Vor der Flamme, der Blume des Lichts habe ich mich immer gebeugt; vor der erwachten Seele, vor dem weitaufgetanen Auge der Liebe. Ob es leuchtet zwischen Mutter und Kind, zwischen Geschwistern, oder zwischen Spielgefährten indianisch wetterleuchtete! Böses Wachen und böser Schlaf frisst an der Seele; bleibt sie blütenlos, ist tot ihr Mensch. Und gleich dem starren leblosen Kerzenleuchter auf meinem Tisch, bevor ich seine Kerze, seine Seele anzünde. Undurchleuchtet sind wir Menschen tot; das Licht bewegt uns - und wir schädigen uns, indem wir unsern kostbarsten Schatz vernachlässigen, unsere Seele! Nimmermehr bedeutet das Licht Gott Selbst, Seine raulose zeitlose ewige Seelengestalt, die aus der Nische Eigengedunkel hervortrat und "Sich entdunkelte", bevor Sie das Weltparadies erschuf. Also vollzog der Allmächtige an Sich: Urchemie. Man verwechsle nicht die strahlende Glorie in Ihm mit des Ewigen Selbst. Sein erleuchteter Odem ist in keine Formel zu fassen. Aber nach dem stärkenden Ewigkeitstrunk dürstet immer von Neuem den erleuchteten Menschen. Mit diesem weisen weissen Weine zog der Schöpfer die Erde gross. Es gipfelten die Felsen, es erwachte das Geschmeide glitzernd im Gestein. Der Amethist, der Hyazinth, der rätselhafte Smaragd, aber es lichtete sich auch jedes Weizenkorn auf dem Feld; und der Herr küsste die Kornblume! Und über die Wasser sandte Er eine Taube - Seiner Seele schimmerndes Licht. Aber auch seines flammenden Odems gewaltige Adlerschwinge treibt die Welle hoch zum Mondschein.

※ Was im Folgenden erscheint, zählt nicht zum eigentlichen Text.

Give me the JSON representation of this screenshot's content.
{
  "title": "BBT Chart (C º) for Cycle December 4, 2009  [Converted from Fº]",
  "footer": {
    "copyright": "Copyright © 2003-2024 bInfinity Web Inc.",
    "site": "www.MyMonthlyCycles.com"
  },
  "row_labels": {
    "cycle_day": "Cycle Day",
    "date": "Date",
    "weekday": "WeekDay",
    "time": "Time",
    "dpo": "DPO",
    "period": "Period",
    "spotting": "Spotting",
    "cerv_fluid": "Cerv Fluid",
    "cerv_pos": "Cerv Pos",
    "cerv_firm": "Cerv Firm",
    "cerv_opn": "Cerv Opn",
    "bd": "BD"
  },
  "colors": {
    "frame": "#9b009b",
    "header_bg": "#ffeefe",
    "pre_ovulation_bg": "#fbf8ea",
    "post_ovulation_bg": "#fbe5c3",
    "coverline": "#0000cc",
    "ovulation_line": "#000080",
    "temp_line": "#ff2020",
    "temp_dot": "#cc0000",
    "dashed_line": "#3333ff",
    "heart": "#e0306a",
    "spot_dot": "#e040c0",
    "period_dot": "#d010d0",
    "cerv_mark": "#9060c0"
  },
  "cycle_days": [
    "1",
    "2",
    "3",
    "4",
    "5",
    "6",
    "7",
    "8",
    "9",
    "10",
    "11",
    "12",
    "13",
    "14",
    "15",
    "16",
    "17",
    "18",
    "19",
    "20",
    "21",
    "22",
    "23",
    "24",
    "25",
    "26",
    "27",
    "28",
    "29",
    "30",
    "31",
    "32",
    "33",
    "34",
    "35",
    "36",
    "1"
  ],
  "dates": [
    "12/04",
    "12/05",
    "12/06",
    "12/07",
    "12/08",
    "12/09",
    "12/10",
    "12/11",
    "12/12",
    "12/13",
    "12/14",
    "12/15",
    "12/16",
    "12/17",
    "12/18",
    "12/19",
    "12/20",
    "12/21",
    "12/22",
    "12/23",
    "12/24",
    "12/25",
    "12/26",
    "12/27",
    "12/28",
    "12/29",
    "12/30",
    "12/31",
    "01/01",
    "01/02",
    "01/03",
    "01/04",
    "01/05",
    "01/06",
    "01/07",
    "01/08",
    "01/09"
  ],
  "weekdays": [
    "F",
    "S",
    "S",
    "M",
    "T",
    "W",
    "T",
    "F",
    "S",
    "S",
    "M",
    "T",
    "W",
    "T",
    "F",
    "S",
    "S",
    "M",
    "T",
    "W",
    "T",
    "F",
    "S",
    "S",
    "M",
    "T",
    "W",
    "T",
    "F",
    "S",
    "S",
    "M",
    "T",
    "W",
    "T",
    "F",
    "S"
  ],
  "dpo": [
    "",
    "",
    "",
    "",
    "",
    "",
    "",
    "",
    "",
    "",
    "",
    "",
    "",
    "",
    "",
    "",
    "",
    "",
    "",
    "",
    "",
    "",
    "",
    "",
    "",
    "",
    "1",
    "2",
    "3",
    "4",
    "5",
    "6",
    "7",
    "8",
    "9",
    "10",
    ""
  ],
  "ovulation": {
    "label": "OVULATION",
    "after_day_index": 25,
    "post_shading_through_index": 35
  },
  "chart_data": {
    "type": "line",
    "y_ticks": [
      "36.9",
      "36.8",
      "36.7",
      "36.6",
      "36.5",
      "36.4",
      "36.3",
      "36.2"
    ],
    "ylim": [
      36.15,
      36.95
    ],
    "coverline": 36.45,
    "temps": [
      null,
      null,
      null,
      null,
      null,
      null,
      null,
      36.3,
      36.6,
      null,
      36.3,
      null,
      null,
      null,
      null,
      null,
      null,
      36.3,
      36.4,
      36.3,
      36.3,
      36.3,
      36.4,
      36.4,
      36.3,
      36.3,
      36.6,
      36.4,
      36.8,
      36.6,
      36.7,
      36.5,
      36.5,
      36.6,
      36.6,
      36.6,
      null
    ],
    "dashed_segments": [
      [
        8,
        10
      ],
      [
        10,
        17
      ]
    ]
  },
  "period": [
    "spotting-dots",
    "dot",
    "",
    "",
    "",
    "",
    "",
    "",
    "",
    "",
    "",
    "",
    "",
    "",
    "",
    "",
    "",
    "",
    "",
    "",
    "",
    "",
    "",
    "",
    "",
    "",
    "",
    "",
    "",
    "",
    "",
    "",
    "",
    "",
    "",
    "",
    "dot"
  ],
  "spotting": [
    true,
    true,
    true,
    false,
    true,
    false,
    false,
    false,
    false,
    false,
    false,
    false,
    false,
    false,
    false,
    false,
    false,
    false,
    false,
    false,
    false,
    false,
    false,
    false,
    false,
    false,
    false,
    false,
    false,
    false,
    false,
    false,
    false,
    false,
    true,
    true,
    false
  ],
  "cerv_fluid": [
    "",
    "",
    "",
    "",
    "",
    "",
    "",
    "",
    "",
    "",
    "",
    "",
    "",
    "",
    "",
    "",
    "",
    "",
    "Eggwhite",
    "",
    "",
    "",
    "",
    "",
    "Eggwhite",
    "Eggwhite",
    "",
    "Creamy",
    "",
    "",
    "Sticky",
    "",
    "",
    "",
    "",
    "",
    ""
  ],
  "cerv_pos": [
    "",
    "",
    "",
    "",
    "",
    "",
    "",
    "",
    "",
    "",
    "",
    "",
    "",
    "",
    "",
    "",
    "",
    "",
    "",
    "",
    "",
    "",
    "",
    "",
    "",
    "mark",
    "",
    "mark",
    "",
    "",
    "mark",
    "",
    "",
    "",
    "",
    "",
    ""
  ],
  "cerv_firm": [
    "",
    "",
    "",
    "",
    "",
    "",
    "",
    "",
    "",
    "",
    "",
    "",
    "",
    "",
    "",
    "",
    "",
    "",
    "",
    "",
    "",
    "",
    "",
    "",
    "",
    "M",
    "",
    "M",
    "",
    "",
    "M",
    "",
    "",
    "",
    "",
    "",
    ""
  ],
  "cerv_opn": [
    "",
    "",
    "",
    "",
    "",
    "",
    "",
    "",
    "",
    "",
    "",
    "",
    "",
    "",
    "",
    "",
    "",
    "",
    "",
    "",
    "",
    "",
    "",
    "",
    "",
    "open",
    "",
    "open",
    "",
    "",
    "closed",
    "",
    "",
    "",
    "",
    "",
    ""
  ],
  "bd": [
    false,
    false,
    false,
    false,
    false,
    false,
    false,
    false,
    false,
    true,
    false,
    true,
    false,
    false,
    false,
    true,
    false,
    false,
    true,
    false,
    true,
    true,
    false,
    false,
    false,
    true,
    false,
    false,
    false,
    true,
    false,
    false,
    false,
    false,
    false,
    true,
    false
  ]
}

Wir wollen uns versöhnen die Nacht
wenn wir uns herzen sterben wir nicht . . .

Das Licht ist auserkoren im Kelch der Seele sich ganz in Liebe zu entfalten.
   Nach dem Erdenleben sind nicht alle Menschen tot, Ableben bedeutet nicht immer Gestorbensein. Aber unzählige Menschen sind schon tot im Leben, es sind diejenigen, die sich in ihrer Dunkelheit verirrten, Sünder nennt der Mensch sie, die noch nachträglich Mitschuldigen an der Verdunkelung der Welt, am Verlust des Paradieses. Erleuchtete Menschen schreiten über gelichtete Wegewigkeiten.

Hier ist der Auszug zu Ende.